PMEPA1 promotes mTOR inhibitor resistance in triple-negative breast cancer: Targeting the TGF-β/PMEPA1 axis as a therapeutic strategy to overcome resistance

Acquired resistance to mammalian target of rapamycin inhibitors (mTORi) severely limits their clinical efficacy in triple-negative breast Cancer (TNBC), a subtype devoid of targeted therapeutic options. To model acquired resistance, we established two mTORi-resistant TNBC cell lines, MDA-MB-231/DR_EVE and MDA-MB-231/DR_RIDA through chronic exposure to everolimus and ridaforolimus, respectively. These resistant cells exhibited sustained mTOR signaling, evasion of G1 arrest, enhanced migratory potential, and anchorage-independent growth. Transcriptome profiling by whole RNA Sequencing combined with GSEA analyses, revealed convergent activation of the PI3K/Akt axis and concomitant upregulation of TGF-β and KRAS signaling alongside suppression of IL-2-mediated responses. Integrative analysis identified PMEPA1, a well-characterized modulator of TGF-β signaling, as a key driver of resistance. PMEPA1 expression was markedly elevated in resistant cells and correlated with poor survival in TNBC patients.

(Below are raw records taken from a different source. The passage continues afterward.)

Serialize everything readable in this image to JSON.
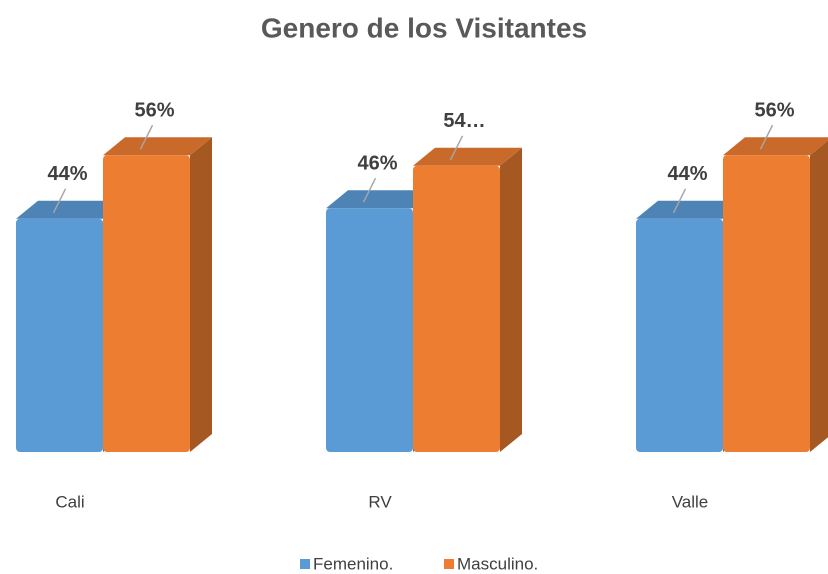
{
  "chart_data": {
    "type": "bar3d",
    "title": "Genero de los Visitantes",
    "categories": [
      "Cali",
      "RV",
      "Valle"
    ],
    "series": [
      {
        "name": "Femenino.",
        "color": "#5b9bd5",
        "values": [
          44,
          46,
          44
        ],
        "value_labels": [
          "44%",
          "46%",
          "44%"
        ]
      },
      {
        "name": "Masculino.",
        "color": "#ed7d31",
        "values": [
          56,
          54,
          56
        ],
        "value_labels": [
          "56%",
          "54…",
          "56%"
        ]
      }
    ],
    "legend": "bottom"
  }
}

We demonstrated that PMEPA1 confers resistance to mTORi by attenuating canonical SMAD signaling while promoting activation of the PI3K/Akt/mTOR pathway through PTEN downregulation. Targeted silencing of PMEPA1 restored drug sensitivity, reversed EMT and attenuated stem-like properties. Pharmacological inhibition of upstream TGF-β signaling with galunisertib suppressed PMEPA1 and synergistically restored sensitivity to mTORi in both invitro and xenograft models, resulting insignificant tumor regression. Histopathological analyses revealed reduced cellular proliferation, angiogenesis, and PMEPA1 expression, accompanied by increased necrotic areas in combination treatment. Collectively, these findings establish PMEPA1 as a dual modulator of canonical and non-canonical TGF-β signaling and a critical mediator of mTORi resistance in TNBC. Targeting the TGF-β/PMEPA1 axis represents a promising strategy to overcome resistance and improve clinical outcomes in mTORi-refractory TNBC.

Breast Cancer; Drug resistance; Everolimus; Ridaforolimus; mTOR pathway and TGF-β signaling.